Thursday, January 24, 2013

Torture doesn't work, in spite of what movies say



For years it’s been common knowledge that the CIA practices torture but won’t admit to it. Officials in the George W. Bush administration, notably Vice President Dick Cheney and CIA director Michael Hayden, have defended the use of torture in investigation of terrorists.
Then, on Dec. 13, 2012, the Senate Intelligence Committee approved a report concluding that “harsh interrogation measures used by the CIA did not produce significant intelligence breakthroughs,” writes Greg Miller in the Washington Post (Dec. 14, 2012).
The Democrats on the committee adopted the 6,000-page document over the objections of the committee’s Republicans (big surprise), even though the CIA’s use of water boarding and other severe interrogation techniques were banned four years ago.
The report is significant, nevertheless, because it is independent and details the agency’s efforts to “break” dozens of detainees through physical and psychological duress.
Some question the relevance of the report because, writes Miller, “the agency abandoned its harshest interrogation methods years before President Obama was elected, and the Justice Department began backing away from memos it had issued that had served as the legal basis for the program.”
Still, the report is important because it confronts a popular perception, predominant in many movies and TV shows, that such torture does produce helpful information. The recent film Zero Dark Thirty is a case in point.


The film chronicles the decade-long hunt for Osama bin Laden after the September 2001 attacks and his death at the hands of the Navy S.E.A.L. Team 6 in May 2011. It shows torture in its graphic horror. Yet it also depicts CIA agents obtaining information from detainees who have been tortured, though the information comes when the detainees are being fed or treated kindly.

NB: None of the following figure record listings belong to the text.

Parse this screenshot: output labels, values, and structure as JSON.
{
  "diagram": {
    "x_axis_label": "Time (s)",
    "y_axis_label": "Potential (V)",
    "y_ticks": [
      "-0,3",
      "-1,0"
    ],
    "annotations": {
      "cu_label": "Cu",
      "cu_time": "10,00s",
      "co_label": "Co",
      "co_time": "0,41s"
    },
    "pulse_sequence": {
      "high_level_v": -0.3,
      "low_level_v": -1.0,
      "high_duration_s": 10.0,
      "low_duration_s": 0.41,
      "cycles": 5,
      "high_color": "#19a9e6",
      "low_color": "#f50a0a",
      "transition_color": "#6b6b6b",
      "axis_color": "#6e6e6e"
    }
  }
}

Steve Coll in the Feb. 7 issue of The New York Review of Books goes further and calls the film "disturbing" and "misleading." While acknowledging artistic license and the need to condense actual events, he says "the filmmakers cannot, on the one hand, claim authenticity as journalists while, on the other, citing art as an excuse for shoddy reporting about a subject as important as whether torture had a vital part in the search for bin Laden."

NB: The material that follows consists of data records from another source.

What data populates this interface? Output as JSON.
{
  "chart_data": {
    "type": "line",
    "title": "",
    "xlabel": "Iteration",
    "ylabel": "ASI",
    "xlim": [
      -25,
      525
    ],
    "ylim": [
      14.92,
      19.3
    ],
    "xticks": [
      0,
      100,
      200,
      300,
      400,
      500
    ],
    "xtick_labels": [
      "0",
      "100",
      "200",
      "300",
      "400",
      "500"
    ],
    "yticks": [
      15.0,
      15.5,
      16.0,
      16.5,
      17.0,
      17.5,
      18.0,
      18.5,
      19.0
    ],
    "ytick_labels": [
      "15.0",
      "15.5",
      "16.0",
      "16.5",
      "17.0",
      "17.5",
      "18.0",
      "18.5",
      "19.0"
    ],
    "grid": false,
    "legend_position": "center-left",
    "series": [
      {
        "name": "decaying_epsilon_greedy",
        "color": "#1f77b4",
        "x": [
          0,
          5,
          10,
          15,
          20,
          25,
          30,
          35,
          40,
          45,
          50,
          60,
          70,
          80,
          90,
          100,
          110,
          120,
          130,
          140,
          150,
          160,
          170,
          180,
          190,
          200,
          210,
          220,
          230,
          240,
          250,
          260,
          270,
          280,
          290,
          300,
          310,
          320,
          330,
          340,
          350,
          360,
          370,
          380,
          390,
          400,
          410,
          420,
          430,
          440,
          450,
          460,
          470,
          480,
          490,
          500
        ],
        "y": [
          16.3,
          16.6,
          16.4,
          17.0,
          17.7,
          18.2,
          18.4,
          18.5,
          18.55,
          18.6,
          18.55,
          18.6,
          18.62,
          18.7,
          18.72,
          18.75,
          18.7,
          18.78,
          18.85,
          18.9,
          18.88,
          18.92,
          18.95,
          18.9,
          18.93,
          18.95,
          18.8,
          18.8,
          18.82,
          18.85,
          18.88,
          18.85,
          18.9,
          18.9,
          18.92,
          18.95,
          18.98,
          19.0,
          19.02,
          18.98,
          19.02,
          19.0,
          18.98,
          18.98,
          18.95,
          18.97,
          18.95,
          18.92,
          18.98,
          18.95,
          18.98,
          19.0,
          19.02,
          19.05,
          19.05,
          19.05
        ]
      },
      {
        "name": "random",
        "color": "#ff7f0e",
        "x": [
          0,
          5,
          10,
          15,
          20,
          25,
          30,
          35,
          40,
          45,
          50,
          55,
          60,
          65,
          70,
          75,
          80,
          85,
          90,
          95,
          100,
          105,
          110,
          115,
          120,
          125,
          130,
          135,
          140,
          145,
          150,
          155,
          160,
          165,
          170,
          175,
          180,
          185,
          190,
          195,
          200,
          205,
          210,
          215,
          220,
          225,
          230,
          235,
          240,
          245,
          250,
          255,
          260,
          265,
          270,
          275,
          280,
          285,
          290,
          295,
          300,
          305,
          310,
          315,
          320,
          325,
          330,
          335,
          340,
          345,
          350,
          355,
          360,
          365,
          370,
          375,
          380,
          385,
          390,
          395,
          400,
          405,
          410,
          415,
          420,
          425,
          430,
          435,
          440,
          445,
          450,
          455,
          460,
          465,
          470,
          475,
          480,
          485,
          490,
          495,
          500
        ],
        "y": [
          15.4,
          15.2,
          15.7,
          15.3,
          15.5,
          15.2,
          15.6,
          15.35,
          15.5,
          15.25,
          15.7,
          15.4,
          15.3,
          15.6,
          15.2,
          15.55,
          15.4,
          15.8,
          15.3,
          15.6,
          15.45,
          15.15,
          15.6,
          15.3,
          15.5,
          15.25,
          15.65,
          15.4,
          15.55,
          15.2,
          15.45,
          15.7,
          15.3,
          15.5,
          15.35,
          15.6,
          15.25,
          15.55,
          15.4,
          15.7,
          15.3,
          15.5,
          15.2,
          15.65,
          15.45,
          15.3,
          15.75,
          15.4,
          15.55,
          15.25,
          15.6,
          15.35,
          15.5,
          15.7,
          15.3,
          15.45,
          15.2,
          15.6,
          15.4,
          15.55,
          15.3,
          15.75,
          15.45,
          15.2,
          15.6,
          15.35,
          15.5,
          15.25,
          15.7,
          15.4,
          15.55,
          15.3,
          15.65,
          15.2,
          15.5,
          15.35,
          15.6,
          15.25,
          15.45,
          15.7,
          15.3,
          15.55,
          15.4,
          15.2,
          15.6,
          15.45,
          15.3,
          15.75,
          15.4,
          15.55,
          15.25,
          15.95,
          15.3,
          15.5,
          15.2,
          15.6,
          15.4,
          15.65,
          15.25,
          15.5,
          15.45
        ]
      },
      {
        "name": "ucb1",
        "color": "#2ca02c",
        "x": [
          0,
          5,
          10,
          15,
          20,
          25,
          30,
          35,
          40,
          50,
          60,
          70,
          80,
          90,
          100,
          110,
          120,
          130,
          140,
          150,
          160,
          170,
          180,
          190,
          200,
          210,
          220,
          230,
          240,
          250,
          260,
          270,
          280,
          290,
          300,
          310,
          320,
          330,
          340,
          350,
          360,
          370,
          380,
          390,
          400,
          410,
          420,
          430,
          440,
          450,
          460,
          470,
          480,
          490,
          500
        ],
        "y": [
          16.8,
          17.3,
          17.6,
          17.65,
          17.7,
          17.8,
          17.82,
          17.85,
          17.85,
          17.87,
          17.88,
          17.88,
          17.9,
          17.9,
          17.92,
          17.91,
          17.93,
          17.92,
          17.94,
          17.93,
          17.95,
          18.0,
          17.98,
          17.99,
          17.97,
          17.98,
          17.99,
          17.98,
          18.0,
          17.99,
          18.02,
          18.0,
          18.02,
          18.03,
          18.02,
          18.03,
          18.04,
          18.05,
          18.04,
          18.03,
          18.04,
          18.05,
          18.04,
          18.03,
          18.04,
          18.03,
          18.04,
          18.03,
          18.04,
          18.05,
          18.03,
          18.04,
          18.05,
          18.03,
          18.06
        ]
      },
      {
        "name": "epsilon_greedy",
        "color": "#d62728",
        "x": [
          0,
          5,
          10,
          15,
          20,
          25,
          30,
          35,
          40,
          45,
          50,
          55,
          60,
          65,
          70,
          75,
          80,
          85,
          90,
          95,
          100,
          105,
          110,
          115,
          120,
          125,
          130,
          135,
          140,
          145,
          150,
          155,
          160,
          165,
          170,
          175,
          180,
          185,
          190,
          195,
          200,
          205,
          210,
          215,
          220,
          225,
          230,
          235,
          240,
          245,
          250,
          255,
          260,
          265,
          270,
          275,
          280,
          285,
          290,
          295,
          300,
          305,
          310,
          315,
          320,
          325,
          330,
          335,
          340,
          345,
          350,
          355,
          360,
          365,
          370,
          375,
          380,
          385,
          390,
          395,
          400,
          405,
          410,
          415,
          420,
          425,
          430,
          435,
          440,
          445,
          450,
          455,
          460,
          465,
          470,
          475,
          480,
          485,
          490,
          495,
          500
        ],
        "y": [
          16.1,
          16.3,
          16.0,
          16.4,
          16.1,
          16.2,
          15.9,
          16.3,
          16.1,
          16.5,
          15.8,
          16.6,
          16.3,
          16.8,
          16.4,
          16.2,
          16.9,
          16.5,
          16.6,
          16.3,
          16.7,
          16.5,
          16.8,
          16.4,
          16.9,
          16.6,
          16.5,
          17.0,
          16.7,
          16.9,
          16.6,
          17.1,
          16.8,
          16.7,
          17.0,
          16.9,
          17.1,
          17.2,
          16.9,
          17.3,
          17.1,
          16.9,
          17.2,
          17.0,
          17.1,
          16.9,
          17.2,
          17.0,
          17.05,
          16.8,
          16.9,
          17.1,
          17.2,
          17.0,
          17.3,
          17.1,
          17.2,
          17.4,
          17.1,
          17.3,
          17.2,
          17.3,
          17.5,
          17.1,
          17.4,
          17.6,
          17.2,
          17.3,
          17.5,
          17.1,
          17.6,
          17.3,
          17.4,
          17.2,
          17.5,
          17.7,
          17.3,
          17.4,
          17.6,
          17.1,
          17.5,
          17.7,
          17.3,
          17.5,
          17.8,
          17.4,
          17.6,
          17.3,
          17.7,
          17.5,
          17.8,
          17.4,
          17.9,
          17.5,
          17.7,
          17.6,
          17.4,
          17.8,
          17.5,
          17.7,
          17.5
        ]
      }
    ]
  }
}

Evidence shows that useful information rarely comes from torture. Treating detainees kindly and building trust has been shown to be much more effective in obtaining accurate information. For example, read The Looming Tower: Al-Quaeda and the Road to 9/11 by Lawrence Wright (Knopf, 2006), which shows an FBI agent obtaining information after developing a relationship with a prisoner and gaining his trust.
While CIA activities are largely secret, there is evidence from FBI agents present at "black sites" where CIA conducted "enhanced interrogation," i.e., torture, that they found these techniques "counterproductive and morally wrong," writes Coll.

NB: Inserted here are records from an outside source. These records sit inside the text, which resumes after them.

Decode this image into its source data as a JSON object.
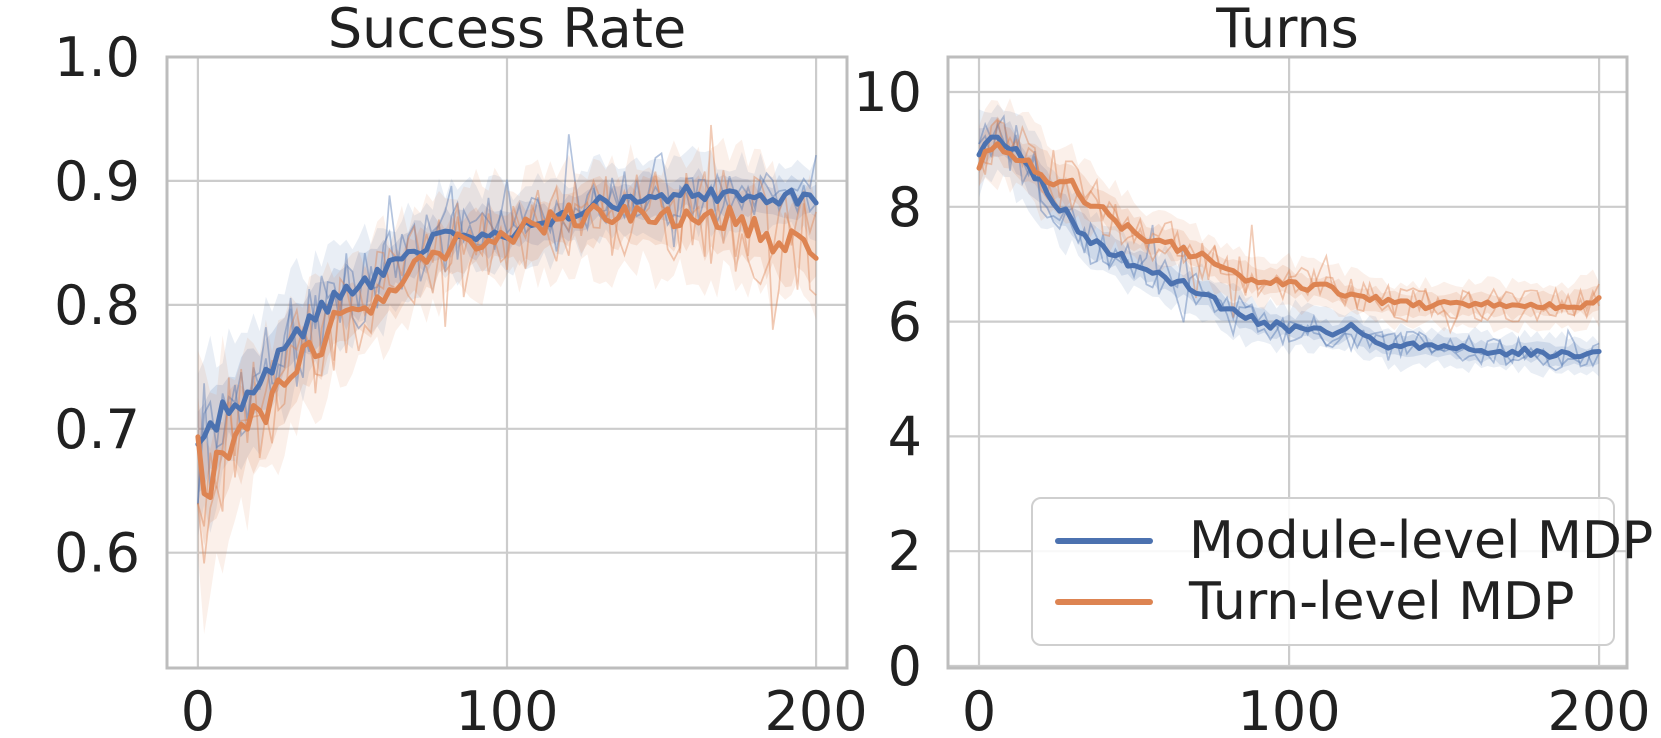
{
  "figure": {
    "background": "#ffffff",
    "text_color": "#212121",
    "grid_color": "#cccccc",
    "spine_color": "#bdbdbd"
  },
  "legend": {
    "position": "lower right of Turns panel",
    "items": [
      {
        "label": "Module-level MDP",
        "color": "#4C72B0"
      },
      {
        "label": "Turn-level MDP",
        "color": "#DD8452"
      }
    ]
  },
  "chart_data": [
    {
      "type": "line",
      "title": "Success Rate",
      "xlabel": "",
      "ylabel": "",
      "grid": true,
      "xlim": [
        -10,
        210
      ],
      "ylim": [
        0.507,
        1.0
      ],
      "xticks": [
        0,
        100,
        200
      ],
      "xtick_labels": [
        "0",
        "100",
        "200"
      ],
      "yticks": [
        0.6,
        0.7,
        0.8,
        0.9,
        1.0
      ],
      "ytick_labels": [
        "0.6",
        "0.7",
        "0.8",
        "0.9",
        "1.0"
      ],
      "x": [
        0,
        2,
        5,
        10,
        15,
        20,
        25,
        30,
        35,
        40,
        45,
        50,
        55,
        60,
        65,
        70,
        75,
        80,
        85,
        90,
        95,
        100,
        105,
        110,
        115,
        120,
        125,
        130,
        135,
        140,
        145,
        150,
        155,
        160,
        165,
        170,
        175,
        180,
        185,
        190,
        195,
        200
      ],
      "series": [
        {
          "name": "Module-level MDP",
          "color": "#4C72B0",
          "values": [
            0.68,
            0.69,
            0.703,
            0.718,
            0.726,
            0.74,
            0.756,
            0.772,
            0.78,
            0.795,
            0.806,
            0.81,
            0.82,
            0.828,
            0.834,
            0.843,
            0.85,
            0.855,
            0.864,
            0.858,
            0.861,
            0.859,
            0.863,
            0.866,
            0.864,
            0.872,
            0.878,
            0.884,
            0.882,
            0.886,
            0.888,
            0.884,
            0.889,
            0.893,
            0.889,
            0.886,
            0.889,
            0.887,
            0.884,
            0.888,
            0.886,
            0.883
          ],
          "band_halfwidth": [
            0.075,
            0.07,
            0.06,
            0.05,
            0.05,
            0.05,
            0.045,
            0.045,
            0.045,
            0.04,
            0.04,
            0.04,
            0.038,
            0.038,
            0.036,
            0.035,
            0.035,
            0.035,
            0.033,
            0.033,
            0.032,
            0.032,
            0.03,
            0.03,
            0.03,
            0.03,
            0.028,
            0.028,
            0.028,
            0.028,
            0.028,
            0.027,
            0.027,
            0.027,
            0.026,
            0.026,
            0.026,
            0.026,
            0.026,
            0.026,
            0.026,
            0.026
          ]
        },
        {
          "name": "Turn-level MDP",
          "color": "#DD8452",
          "values": [
            0.683,
            0.641,
            0.662,
            0.69,
            0.7,
            0.71,
            0.725,
            0.75,
            0.762,
            0.77,
            0.79,
            0.795,
            0.8,
            0.812,
            0.82,
            0.83,
            0.837,
            0.845,
            0.85,
            0.853,
            0.856,
            0.857,
            0.861,
            0.863,
            0.868,
            0.872,
            0.869,
            0.875,
            0.872,
            0.875,
            0.876,
            0.873,
            0.87,
            0.874,
            0.868,
            0.871,
            0.866,
            0.863,
            0.853,
            0.849,
            0.853,
            0.846
          ],
          "band_halfwidth": [
            0.09,
            0.085,
            0.075,
            0.065,
            0.06,
            0.058,
            0.055,
            0.052,
            0.05,
            0.048,
            0.046,
            0.045,
            0.044,
            0.043,
            0.042,
            0.042,
            0.04,
            0.04,
            0.04,
            0.04,
            0.04,
            0.04,
            0.04,
            0.04,
            0.04,
            0.04,
            0.04,
            0.042,
            0.042,
            0.042,
            0.044,
            0.044,
            0.045,
            0.045,
            0.046,
            0.046,
            0.048,
            0.05,
            0.05,
            0.048,
            0.048,
            0.048
          ]
        }
      ]
    },
    {
      "type": "line",
      "title": "Turns",
      "xlabel": "",
      "ylabel": "",
      "grid": true,
      "xlim": [
        -10,
        209
      ],
      "ylim": [
        -0.035,
        10.61
      ],
      "xticks": [
        0,
        100,
        200
      ],
      "xtick_labels": [
        "0",
        "100",
        "200"
      ],
      "yticks": [
        0,
        2,
        4,
        6,
        8,
        10
      ],
      "ytick_labels": [
        "0",
        "2",
        "4",
        "6",
        "8",
        "10"
      ],
      "x": [
        0,
        2,
        5,
        10,
        15,
        20,
        25,
        30,
        35,
        40,
        45,
        50,
        55,
        60,
        65,
        70,
        75,
        80,
        85,
        90,
        95,
        100,
        105,
        110,
        115,
        120,
        125,
        130,
        135,
        140,
        145,
        150,
        155,
        160,
        165,
        170,
        175,
        180,
        185,
        190,
        195,
        200
      ],
      "series": [
        {
          "name": "Module-level MDP",
          "color": "#4C72B0",
          "values": [
            9.0,
            9.15,
            9.2,
            9.05,
            8.7,
            8.35,
            8.0,
            7.8,
            7.45,
            7.3,
            7.15,
            7.0,
            6.9,
            6.75,
            6.65,
            6.55,
            6.45,
            6.2,
            6.1,
            6.0,
            5.95,
            5.88,
            5.95,
            5.85,
            5.78,
            5.88,
            5.7,
            5.6,
            5.55,
            5.58,
            5.55,
            5.6,
            5.55,
            5.5,
            5.48,
            5.45,
            5.5,
            5.45,
            5.4,
            5.45,
            5.4,
            5.42
          ],
          "band_halfwidth": [
            0.6,
            0.58,
            0.55,
            0.6,
            0.6,
            0.6,
            0.55,
            0.5,
            0.5,
            0.48,
            0.45,
            0.45,
            0.42,
            0.42,
            0.4,
            0.4,
            0.4,
            0.38,
            0.38,
            0.36,
            0.36,
            0.35,
            0.35,
            0.34,
            0.34,
            0.33,
            0.33,
            0.32,
            0.32,
            0.3,
            0.3,
            0.3,
            0.3,
            0.3,
            0.3,
            0.3,
            0.3,
            0.3,
            0.3,
            0.3,
            0.3,
            0.3
          ]
        },
        {
          "name": "Turn-level MDP",
          "color": "#DD8452",
          "values": [
            8.75,
            9.0,
            9.15,
            9.05,
            8.8,
            8.6,
            8.45,
            8.35,
            8.15,
            7.95,
            7.75,
            7.55,
            7.45,
            7.4,
            7.3,
            7.15,
            7.05,
            6.85,
            6.8,
            6.75,
            6.7,
            6.72,
            6.6,
            6.6,
            6.55,
            6.45,
            6.4,
            6.35,
            6.3,
            6.3,
            6.3,
            6.28,
            6.3,
            6.3,
            6.3,
            6.28,
            6.25,
            6.3,
            6.3,
            6.3,
            6.32,
            6.4
          ],
          "band_halfwidth": [
            0.55,
            0.58,
            0.6,
            0.65,
            0.65,
            0.6,
            0.6,
            0.55,
            0.55,
            0.52,
            0.5,
            0.5,
            0.48,
            0.45,
            0.45,
            0.42,
            0.42,
            0.4,
            0.4,
            0.4,
            0.38,
            0.38,
            0.38,
            0.36,
            0.36,
            0.36,
            0.35,
            0.35,
            0.35,
            0.35,
            0.34,
            0.34,
            0.34,
            0.34,
            0.35,
            0.35,
            0.35,
            0.35,
            0.36,
            0.36,
            0.38,
            0.4
          ]
        }
      ]
    }
  ]
}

The film also depicts the use of secret prisons around the world where detainees were sent to be interrogated, i.e., tortured. Sen. Dianne Feinstein, D-Calif., chair of the committee, issued a written statement that called the decisions to use these secret prisons “terrible mistakes.”
While all but one of the Republicans on the committee opposed the report, Sen. John McCain, R-Ariz., who was a prisoner of war in Vietnam, issued a statement saying the committee’s work shows that “cruel” treatment of prisoners “is not only wrong in principle and a stain on our country’s conscience but also an ineffective and unreliable means of gathering intelligence.”
No one knows when or if the report will be made public. For now, it has been turned over to the Obama administration and the CIA to provide a chance for them to comment, writes Miller.
Miller reports that “earlier this year, the Justice Department closed investigations into alleged abuses, eliminating the prospect that CIA operatives who had gone beyond the approved methods would face criminal charges.”
While any final report may not have much impact on government practice, it could help counter the public perception, based mostly on fictional treatments, that torture is effective.
The deeper truth is that, whether or not torture is effective, it's just plain wrong.